Since I had feelings and opinions of my own on the subject, and since not all of them had coalesced into coherency, I decided to respond -- and then found my response by far exceeded the permitted length of a YouTube response.  For a while I did nothing, and then it occurred to me that y'all might find some interest in my reaction to the video and to the controversy it stimulated.  Here, with minor modifications (such as not addressing YouTube or any specific denizens thereof) is that reaction:

A month or three ago I read over 80 pages of comments on YouTube regarding a video clip from "The Little Colonel," and since time has passed, I am not certain whether is in fact the clip in question, but I believe it is.  The comments span four years so I have a lot to address; this may be lengthy.

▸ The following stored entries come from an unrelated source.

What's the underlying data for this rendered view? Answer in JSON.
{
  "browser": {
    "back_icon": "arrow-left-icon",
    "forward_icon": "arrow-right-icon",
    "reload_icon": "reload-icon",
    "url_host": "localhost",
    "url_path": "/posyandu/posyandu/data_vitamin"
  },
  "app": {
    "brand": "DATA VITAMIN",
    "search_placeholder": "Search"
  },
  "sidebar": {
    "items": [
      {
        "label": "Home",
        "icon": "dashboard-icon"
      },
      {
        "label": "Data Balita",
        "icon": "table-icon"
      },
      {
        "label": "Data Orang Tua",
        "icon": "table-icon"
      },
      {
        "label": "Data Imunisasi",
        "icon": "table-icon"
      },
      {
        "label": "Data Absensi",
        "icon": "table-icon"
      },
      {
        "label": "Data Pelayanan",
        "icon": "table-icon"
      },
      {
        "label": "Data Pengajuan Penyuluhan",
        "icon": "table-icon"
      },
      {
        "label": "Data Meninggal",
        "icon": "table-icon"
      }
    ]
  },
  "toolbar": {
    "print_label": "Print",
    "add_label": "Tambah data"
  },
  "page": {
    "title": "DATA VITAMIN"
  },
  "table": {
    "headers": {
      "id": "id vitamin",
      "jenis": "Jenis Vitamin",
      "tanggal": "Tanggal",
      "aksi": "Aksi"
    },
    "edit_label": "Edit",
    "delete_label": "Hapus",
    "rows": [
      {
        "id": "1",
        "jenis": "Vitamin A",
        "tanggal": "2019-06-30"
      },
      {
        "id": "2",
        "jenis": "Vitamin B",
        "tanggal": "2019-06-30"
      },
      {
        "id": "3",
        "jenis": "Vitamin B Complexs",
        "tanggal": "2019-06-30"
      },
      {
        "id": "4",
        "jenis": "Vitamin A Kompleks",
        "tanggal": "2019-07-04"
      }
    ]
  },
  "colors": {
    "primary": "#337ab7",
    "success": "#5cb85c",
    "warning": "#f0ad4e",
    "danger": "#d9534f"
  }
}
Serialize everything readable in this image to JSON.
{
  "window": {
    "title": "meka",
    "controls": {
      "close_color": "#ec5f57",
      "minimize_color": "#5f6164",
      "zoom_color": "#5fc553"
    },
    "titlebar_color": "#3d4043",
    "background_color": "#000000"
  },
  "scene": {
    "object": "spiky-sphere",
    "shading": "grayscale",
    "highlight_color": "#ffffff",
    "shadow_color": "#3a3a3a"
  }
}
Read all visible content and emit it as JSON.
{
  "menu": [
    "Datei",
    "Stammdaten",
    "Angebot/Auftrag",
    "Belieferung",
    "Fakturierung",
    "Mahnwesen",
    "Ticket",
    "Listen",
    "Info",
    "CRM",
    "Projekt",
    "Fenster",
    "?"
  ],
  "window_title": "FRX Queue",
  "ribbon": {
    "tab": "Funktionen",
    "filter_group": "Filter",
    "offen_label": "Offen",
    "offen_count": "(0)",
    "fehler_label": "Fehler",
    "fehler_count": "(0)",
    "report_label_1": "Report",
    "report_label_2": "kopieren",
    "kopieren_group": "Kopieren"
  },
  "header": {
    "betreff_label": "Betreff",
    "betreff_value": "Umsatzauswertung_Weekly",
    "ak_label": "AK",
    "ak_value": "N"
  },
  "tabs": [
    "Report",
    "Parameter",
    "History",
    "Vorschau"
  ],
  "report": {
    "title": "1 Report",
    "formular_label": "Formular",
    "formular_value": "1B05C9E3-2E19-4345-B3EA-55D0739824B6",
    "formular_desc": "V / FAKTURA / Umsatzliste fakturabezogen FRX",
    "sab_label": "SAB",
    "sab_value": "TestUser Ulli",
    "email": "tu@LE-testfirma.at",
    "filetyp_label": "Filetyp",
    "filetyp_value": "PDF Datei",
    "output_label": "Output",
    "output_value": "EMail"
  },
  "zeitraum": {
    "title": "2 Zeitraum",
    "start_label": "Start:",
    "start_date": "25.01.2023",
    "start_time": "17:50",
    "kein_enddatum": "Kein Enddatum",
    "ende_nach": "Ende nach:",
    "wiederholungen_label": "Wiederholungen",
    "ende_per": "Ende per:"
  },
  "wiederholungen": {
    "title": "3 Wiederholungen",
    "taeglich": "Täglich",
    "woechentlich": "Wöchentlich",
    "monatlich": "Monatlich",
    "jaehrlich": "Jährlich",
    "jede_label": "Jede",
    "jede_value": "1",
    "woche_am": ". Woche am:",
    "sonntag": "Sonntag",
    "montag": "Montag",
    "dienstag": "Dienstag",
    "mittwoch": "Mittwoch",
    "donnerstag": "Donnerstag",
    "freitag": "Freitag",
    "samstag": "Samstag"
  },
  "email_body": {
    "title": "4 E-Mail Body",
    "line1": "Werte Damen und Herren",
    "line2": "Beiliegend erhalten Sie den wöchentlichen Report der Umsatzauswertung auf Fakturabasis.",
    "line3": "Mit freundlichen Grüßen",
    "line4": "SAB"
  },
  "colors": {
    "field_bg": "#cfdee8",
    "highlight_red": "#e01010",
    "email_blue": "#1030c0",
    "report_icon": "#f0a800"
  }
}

It's difficult to speak about Shirley temple and Bill "Bojangles" Robinson beyond "wow they were so good" without going on to put them into historical perspective.  Films are not made in a vacuum.  They are made by, and for, people who live in their times, and when we of later times see them, we can't judge them by our times.  (How will future generations judge our output?)  That doesn't mean we shouldn't recognize and abhor racism and other injustice, and learn from it.  It doesn't mean we should forgive it just because it happened a long time ago (and while MOST white people wouldn't pee themselves seeing a black person sitting at the front of the bus, that doesn't mean racism is dead -- and if you're doubtful, just look how may comments upon this clip have had to be deleted).  It just means we have to attain SOME kind of perspective.  Otherwise we have to dismiss the obvious and huge talent of the two wonderful people in this film clip, and that would be a pity.  There is something to be learned from their transcendence of the stereotype (his character is not a slave but may as well be, and yet he is in charge of this little white girl, and if she could even remotely be said to be treating him with disrespect, watch the whole movie and see how she speaks to the grumpy old colonel, whose heart she finally wins) and something to be learned from the fact that in an era in which a black man's holding a white girl's hand COULD cause such a furor, this film got made ANYWAY.

Some of the commenters have suggested reading material and I will add my two cents:  The Devil Finds Work, by James Baldwin (and after that, everything else he ever wrote, essays, short stories, novels, grocery list, whatever you can get your hands on).  The other suggestions are good too, especially the autobiographies.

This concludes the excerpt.